Separately, we’ve just published a new migration guide to make upgrading from AC-Hunter 6 to AC-Hunter 7 as easy as possible. If you’ve been considering the move, this is a good time to take a look: https://docs.activecountermeasures.com/stable/v6-to-v7-migration/

As always, reach out to our support team with any questions. We’re happy to walk through the details.

Upgrading between AC-Hunter 7 versions

https://docs.activecountermeasures.com/stable/ac-hunter-installation/#upgrading-between-ac-hunter-7-versions

Download AC-Hunter v7.0.4

This new AC-Hunter v7.0.4 install bundle is available to download now in your account under Downloads.

Introducing AC-Hunter v7

We’re excited to introduce AC-Hunter v7!

Why we rebuilt it

Over the years, we heard the same themes from customers: indicators were spread across separate modules, large datasets pushed performance limits, and the interface didn’t always surface the information that mattered most. v7 addresses all three:

• Indicators are unified on a single Connection View – no more jumping between modules
• Faster imports and analysis, built to handle significantly larger datasets
• A modernized layout that puts the information you need front and center

What’s new in v7

• Rebuilt analytics engine on ClickHouse with a new version of RITA
• Simplified deployment and management to reduce setup and maintenance overhead
• New Deception Agent and workflow to expand your detection capabilities
• Tags and notes for a more collaborative analyst workflow
• New threat modifiers including prevalence-based scoring
• Fine-tuned scoring for more accurate prioritization
• Faster, easier safelisting
• Full IPv6 support
• Settings and user management now built directly into the UI
• New Zeek log transport agent for more reliable data collection
• Docker-Zeek updates to keep pace with the latest tooling
• Brand-new web based documentation

What’s next

v7 is a foundation we’re excited to build on. On the roadmap: scaling strategies for larger environments, integrations with threat intel platforms and SIEMs, and new analysis features driven by what v7’s architecture makes possible.

Migrating from v6

Because of the scope of the new architecture, v7 requires a fresh install rather than an in-place upgrade. Instructions for setup and installation can be found here.

About v6

We know not everyone will be ready to migrate right away, and that’s okay. v6 remains supported, and we’ll give plenty of notice well before anything changes. Reach out anytime if you want to discuss your timeline.

Thank you

v7 exists because of the feedback, bug reports, and feature requests we’ve received from you over the years. Thank you for helping shape the product.

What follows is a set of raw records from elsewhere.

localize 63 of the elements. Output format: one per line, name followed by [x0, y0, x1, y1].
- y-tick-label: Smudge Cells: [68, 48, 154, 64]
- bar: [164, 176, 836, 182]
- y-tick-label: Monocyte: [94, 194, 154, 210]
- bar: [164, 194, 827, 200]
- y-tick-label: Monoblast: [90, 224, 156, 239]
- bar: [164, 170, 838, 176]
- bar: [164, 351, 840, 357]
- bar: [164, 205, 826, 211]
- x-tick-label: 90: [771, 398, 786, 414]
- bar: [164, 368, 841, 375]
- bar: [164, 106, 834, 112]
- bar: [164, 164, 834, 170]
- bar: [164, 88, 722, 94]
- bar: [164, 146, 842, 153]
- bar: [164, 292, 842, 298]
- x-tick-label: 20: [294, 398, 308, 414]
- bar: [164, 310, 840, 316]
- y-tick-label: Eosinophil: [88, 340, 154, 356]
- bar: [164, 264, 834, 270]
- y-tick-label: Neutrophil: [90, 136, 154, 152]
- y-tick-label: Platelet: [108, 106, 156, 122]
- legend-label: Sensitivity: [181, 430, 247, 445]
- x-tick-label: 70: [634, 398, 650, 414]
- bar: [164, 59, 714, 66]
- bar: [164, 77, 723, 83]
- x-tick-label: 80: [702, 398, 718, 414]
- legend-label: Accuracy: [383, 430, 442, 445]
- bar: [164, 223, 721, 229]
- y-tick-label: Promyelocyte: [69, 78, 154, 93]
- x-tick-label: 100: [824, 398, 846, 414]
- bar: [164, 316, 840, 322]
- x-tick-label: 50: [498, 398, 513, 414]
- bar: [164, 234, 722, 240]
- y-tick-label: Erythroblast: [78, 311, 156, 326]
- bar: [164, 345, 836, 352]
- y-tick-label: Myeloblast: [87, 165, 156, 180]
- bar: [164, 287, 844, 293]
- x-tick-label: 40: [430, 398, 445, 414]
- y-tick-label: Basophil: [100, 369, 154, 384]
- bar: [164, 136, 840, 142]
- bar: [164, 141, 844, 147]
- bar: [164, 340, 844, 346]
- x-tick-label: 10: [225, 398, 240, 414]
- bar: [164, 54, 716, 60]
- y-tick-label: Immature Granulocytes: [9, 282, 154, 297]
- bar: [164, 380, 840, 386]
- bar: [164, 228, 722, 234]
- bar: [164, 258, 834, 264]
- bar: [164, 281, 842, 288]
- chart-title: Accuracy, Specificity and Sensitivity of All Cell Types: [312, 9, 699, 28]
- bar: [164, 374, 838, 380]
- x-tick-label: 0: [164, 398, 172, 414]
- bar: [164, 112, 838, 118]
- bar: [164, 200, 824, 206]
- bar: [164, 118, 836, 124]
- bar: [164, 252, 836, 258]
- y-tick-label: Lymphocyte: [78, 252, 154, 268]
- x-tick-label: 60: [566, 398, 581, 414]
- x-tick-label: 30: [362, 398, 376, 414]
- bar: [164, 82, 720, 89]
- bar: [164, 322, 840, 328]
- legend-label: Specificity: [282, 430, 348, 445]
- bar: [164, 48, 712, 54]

The AC-Hunter v7 install bundle is available to download now in your account under Downloads.

AC-Hunter v6 Update

AC-Hunter v6.4.3 fixes a bug causing tooltip overlap, and adds support for Ubuntu 24.04 and CentOS Stream/RHEL 9.

AC-Hunter v6 Installer Update

AC-Hunter v6.4.2 fixes a package name dependency bug that prevented installation on some Ubuntu systems.

AC-Hunter v6 MongoDB Update

AC-Hunter v6.4.1 updates MongoDB to patch Mongobleed vulnerability CVE-2025-14847.